Niedrigster kollektivvertrag österreich

Ein weiteres wichtiges Element des österreichischen Systems ist die Existenz gesetzlicher Organe, sogenannter Kammern, für Arbeitgeber und Arbeitnehmer, deren Mitgliedschaft obligatorisch ist. Dies sind die Österreichischen Arbeiterkammern (AK) und die Wirtschaftskammern Österreichs (WKO) für private Arbeitgeber. Es gibt auch eine Kammer für Landwirtschaft (LK). Die Arbeiterkammern bieten eine Reihe von Unterstützungsdiensten für Arbeitnehmer an, obwohl sie nicht an Tarifverhandlungen beteiligt sind. Die Wirtschaftskammern hingegen haben eine zentrale Verhandlungsrolle (siehe unten) Entsprechend der ähnlichen Entwicklung in anderen EU-Ländern wirkte sich der marktgetriebene Druck auf die Dezentralisierung der Lohnbildung auch auf die Lohnverhandlungen in Österreich aus.

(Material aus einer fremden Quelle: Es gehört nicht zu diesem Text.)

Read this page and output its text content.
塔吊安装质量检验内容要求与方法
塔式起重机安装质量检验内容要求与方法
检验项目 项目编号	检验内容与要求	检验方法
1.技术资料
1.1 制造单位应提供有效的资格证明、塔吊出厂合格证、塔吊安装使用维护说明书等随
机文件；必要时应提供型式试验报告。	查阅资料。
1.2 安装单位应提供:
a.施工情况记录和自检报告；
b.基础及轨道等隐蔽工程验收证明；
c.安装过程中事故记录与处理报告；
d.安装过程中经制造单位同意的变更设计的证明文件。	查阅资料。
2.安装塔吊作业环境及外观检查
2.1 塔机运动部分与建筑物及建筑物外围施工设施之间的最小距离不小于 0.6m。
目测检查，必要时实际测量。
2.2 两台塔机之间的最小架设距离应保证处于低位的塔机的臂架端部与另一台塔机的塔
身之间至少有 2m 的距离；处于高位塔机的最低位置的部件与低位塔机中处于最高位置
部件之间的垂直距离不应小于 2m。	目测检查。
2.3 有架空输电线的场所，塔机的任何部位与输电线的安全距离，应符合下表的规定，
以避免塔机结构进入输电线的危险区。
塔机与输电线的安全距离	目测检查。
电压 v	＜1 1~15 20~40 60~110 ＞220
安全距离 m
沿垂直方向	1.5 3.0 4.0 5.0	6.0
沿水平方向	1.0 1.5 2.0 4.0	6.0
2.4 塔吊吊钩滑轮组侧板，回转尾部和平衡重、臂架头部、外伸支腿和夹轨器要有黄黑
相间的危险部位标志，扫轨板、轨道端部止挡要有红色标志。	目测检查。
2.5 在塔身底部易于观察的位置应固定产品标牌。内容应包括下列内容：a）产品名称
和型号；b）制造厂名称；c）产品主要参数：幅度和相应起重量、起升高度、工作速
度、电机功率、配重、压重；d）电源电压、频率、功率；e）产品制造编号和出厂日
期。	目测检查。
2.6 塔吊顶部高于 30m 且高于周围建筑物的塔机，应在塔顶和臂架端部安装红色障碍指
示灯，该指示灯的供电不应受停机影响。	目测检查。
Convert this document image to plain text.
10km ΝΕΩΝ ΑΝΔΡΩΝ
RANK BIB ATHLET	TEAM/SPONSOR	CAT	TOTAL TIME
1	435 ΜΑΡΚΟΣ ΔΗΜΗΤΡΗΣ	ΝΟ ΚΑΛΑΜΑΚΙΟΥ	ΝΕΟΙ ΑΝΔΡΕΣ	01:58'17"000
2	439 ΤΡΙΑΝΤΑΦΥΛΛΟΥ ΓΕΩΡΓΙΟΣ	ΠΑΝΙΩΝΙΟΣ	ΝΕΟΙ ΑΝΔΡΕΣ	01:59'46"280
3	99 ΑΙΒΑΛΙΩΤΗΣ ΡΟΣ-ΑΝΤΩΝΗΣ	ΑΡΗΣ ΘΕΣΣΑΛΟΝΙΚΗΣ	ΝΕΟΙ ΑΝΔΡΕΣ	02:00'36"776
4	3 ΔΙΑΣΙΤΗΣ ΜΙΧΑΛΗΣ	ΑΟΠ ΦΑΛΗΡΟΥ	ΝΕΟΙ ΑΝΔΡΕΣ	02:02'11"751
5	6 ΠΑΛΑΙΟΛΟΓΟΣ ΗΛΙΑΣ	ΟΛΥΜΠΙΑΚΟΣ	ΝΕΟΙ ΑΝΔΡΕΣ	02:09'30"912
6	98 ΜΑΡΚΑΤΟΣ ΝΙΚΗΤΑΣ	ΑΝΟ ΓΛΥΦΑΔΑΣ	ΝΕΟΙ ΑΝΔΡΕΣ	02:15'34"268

Die Reaktion der Verhandlungspartner auf diese Dynamik kann als “organisierte Dezentralisierung” bezeichnet werden, bei der allgemeine Verfahrensvorschriften auf makroökonomischer (nationaler) und sektoraler Ebene festgelegt werden und einige genau umrissene Fragen von den Verhandlungsparteien auf Unternehmens- oder Betriebsebene geregelt werden. Um den Forderungen nach mehr Flexibilität gerecht zu werden, wurden daher die Kompetenzen der Verhandlungsakteure auf niedrigerer Ebene erweitert (flexible Lohnsysteme, finanzielle Beteiligungssysteme, Boni usw.). Das Lohnbildungssystem in der Privatwirtschaft basiert auf Tarifverhandlungen. Dieser Grundsatz ist im Arbeitsverfassungsgesetz (ArbVG) verankert.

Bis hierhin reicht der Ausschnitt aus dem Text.